Repeatedly calling functions with some fixed arguments can lead to redundant code and reduced readability, causing unnecessary repetition throughout your codebase. In this article, we will explore how to simplify your code using functools.partial
.
The Problem
Let’s consider an example where we have a DataFrame with salary, bonus, and revenue columns, and we want to perform quartile binning on each column.
import pandas as pd
df = pd.DataFrame({
'salary': [45000, 75000, 125000, 85000],
'bonus': [5000, 15000, 25000, 10000],
'revenue': [150000, 280000, 420000, 310000]
})
processed_df = df.copy()
# Repetitive binning operations
processed_df['salary_level'] = pd.qcut(processed_df['salary'], q=4, labels=['Q1', 'Q2', 'Q3', 'Q4'])
processed_df['bonus_level'] = pd.qcut(processed_df['bonus'], q=4, labels=['Q1', 'Q2', 'Q3', 'Q4'])
processed_df['revenue_level'] = pd.qcut(processed_df['revenue'], q=4, labels=['Q1', 'Q2', 'Q3', 'Q4'])
processed_df
salary | bonus | revenue | salary_level | bonus_level | revenue_level | |
---|---|---|---|---|---|---|
0 | 45000 | 5000 | 150000 | Q1 | Q1 | Q1 |
1 | 75000 | 15000 | 280000 | Q2 | Q3 | Q2 |
2 | 125000 | 25000 | 420000 | Q4 | Q4 | Q4 |
3 | 85000 | 10000 | 310000 | Q3 | Q2 | Q3 |
This code is repetitive and hard to maintain. If we want to change the binning strategy, we have to modify it in multiple places.
The Solution
functools.partial
is a higher-order function that allows us to create new function variations with pre-set arguments. We can use it to simplify our code and make it more maintainable.
from functools import partial
processed_df = df.copy()
# Create a standardized quartile binning function
quartile_bin = partial(pd.qcut, q=4, labels=["Q1", "Q2", "Q3", "Q4"])

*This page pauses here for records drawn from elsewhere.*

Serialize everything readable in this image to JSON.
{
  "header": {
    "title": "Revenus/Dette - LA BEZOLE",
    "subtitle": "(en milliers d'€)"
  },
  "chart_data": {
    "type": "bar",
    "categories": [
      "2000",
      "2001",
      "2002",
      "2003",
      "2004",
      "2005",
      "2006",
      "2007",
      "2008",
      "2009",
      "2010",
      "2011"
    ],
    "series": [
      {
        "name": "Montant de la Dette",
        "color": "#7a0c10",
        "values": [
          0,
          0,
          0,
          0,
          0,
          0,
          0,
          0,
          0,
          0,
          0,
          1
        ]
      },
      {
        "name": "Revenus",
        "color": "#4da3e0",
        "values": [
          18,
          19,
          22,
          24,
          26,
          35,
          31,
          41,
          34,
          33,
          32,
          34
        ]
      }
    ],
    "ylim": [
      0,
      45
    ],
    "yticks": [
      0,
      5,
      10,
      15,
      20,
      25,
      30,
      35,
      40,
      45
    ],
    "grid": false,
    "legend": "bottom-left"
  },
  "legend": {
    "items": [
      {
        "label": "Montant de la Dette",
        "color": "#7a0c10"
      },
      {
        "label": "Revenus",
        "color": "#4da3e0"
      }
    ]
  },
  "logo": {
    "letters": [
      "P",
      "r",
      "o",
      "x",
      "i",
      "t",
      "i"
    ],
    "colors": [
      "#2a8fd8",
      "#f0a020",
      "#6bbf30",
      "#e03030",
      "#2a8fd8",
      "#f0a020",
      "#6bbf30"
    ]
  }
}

# Apply the binning function consistently
processed_df["salary_level"] = quartile_bin(processed_df["salary"])
processed_df["bonus_level"] = quartile_bin(processed_df["bonus"])
processed_df["revenue_level"] = quartile_bin(processed_dfdf["revenue"])
processed_df
salary | bonus | revenue | salary_level | bonus_level | revenue_level | |
---|---|---|---|---|---|---|
0 | 45000 | 5000 | 150000 | Q1 | Q1 | Q1 |
1 | 75000 | 15000 | 280000 | Q2 | Q3 | Q2 |
2 | 125000 | 25000 | 420000 | Q4 | Q4 | Q4 |
3 | 85000 | 10000 | 310000 | Q3 | Q2 | Q3 |
In this example, partial
creates a standardized binning function with pre-set parameters for the number of quantiles and their labels. This ensures consistent binning across different columns.
Changing the Binning Strategy
If we need to change the binning strategy, we only need to modify it in one place.
processed_df = df.copy()
# Easy to create different binning strategies
quintile_bin = partial(pd.qcut, q=5, labels=["Bottom", "Low", "Mid", "High", "Top"])
processed_df["salary_level"] = quintile_bin(processed_df["salary"])
processed_df["bonus_level"] = quintile_bin(processed_df["bonus"])
processed_df["revenue_level"] = quintile_bin(processed_df["revenue"])
processed_df
salary | bonus | revenue | salary_level | bonus_level | revenue_level | |
---|---|---|---|---|---|---|
0 | 45000 | 5000 | 150000 | Bottom | Bottom | Bottom |
1 | 75000 | 15000 | 280000 | Low | High | Low |
2 | 125000 | 25000 | 420000 | Top | Top | Top |
3 | 85000 | 10000 | 310000 | High | Low | High |
By using functools.partial
, we have simplified our code and made it more maintainable. We can easily create different binning strategies and apply them consistently across our DataFrame.